Something Good Has Happened To Me

So...I was worried about falling into a post-potter depression. I worried I wouldn't be able to enjoy reading for awhile.

Guess what.

It didn't happen!

Well, okay. Honestly, there were a few blue days.

I made a rule that I would give myself a week to get JK Rowling out of my system. Then I'd start a new book.

I was going to start a new book on Saturday, but by Wednesday I was really needing to read...SOMETHING.

I read a fairly good Australian book; Little Wing by Joanne Horniman. It's no Harry Potter, but it's a sweet poignant book about postpartum depression.

Although I was sort of depressed (about the Potter thing, and other stuff) while reading it. I'm not sure it's helpful to read a book about depression when you're not feeling very happy. Or maybe that's the BEST time to read a book about depression. If you read a depressing book while happy, it might pull you OUT of your happiness.

The awesome thing is after reading Little Wing, I started reading another Australian book; A Fraction of the Whole by Steve Toltz.

I won't say it's as good as the Potter stuff, but it is BRILLIANT!

Lately, I've come to realize that I feel I'm less self-centered than most people I know. However, I think I'm much more vain than most people I know. My feelings about the book are evidence of this.

The main character reminds me of myself. Or maybe the author does. Maybe both?

So yeah. Leave it to a vain person like me to like a writer that reminds me of myself.

What can I say? I like me, and I like people that remind me of me.

The book is so funny. And it's full of great quotes.

I'd love to share many, but I'll just type out my favorite two paragraphs.

It's from page 165.

Now I want you to know, I do not agree with the theory that all illness is made in the mind. Whenever someone says that to me, and blames all my sickness on "negative thoughts," I think one of the ugliest most uncharitable, angriest thoughts in my ugly, uncharitable, angry thought repertoire. I think: I hope to see you at your child's funeral so you can explain to me how your six-year-old daughter fabricated her own leukemia. Like I said, not nice, but that's how furious that particular theory makes me.....

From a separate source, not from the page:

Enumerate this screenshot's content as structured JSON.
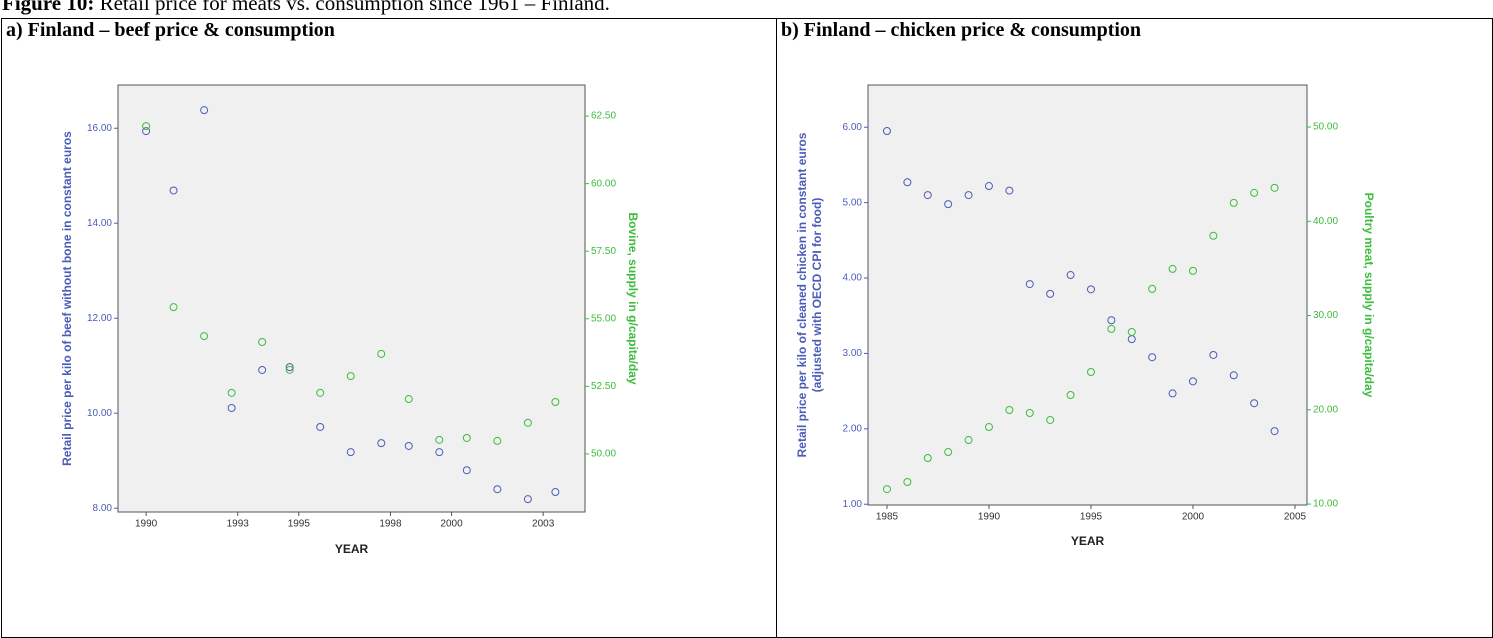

The problem with people is that they are so in love with their beliefs that their epiphanies have to be absolute and comprehensive or nothing. They can't accept the possibility that their truths may have only an element of truth in them.

That pretty much sums up how I feel about the whole power of attraction philosophy. I think I've expressed my feelings, in the past, about the issue fairly well....but probably not as well as Steve Toltz does.

I'd probably try really hard not to wish someone's child dead, though. That's too awful.

I especially love the second paragraph because it's EXACTLY how I feel about such things.

Power of Attraction folks have their weird beliefs.

I have my weird beliefs.

I believe in fate.

I WANT to believe I became obsessed with Australia for a reason.

My new idea is that I became obsessed just so I'd eventually be led to A Fraction of the Whole.

I don't think I'd read it otherwise.

How many Australian books did I read before becoming obsessed with Australia?

The only one I can think of is The Thorn Birds. And I don't think I even read all of it. I just kind of skimmed through to the kinky parts.

And even if I DID come across the book, I don't think I'd have chosen to read it. It deals with crime stuff. I'm usually not into that kind of thing. I'm not a big fan of stories that paint sympathetic portrayals of criminals. Well, there was Peter Kocan. I love his books. But again. He's Australian. If I wasn't into Australia, I wouldn't have read Kocan's stuff either.

I'm wondering if any of you have read the Toltz book. I hope so.

If you haven't read it yet, I highly recommend it.


Oh!!!!

I forgot to mention my other awesome news. It turns out that I didn't have to say good-bye to Harry Potter. Jack and I are reading it together now!!! I've started right back at the beginning. Every night, at bedtime, we read a chapter together. Tim thinks it's funny because we don't read it aloud together. We just sit together and read it silently to ourselves. It's so NICE.

We're going to read it on the plane together. I think it's going to make London more interesting and meaningful to Jack. I'm thankful for that.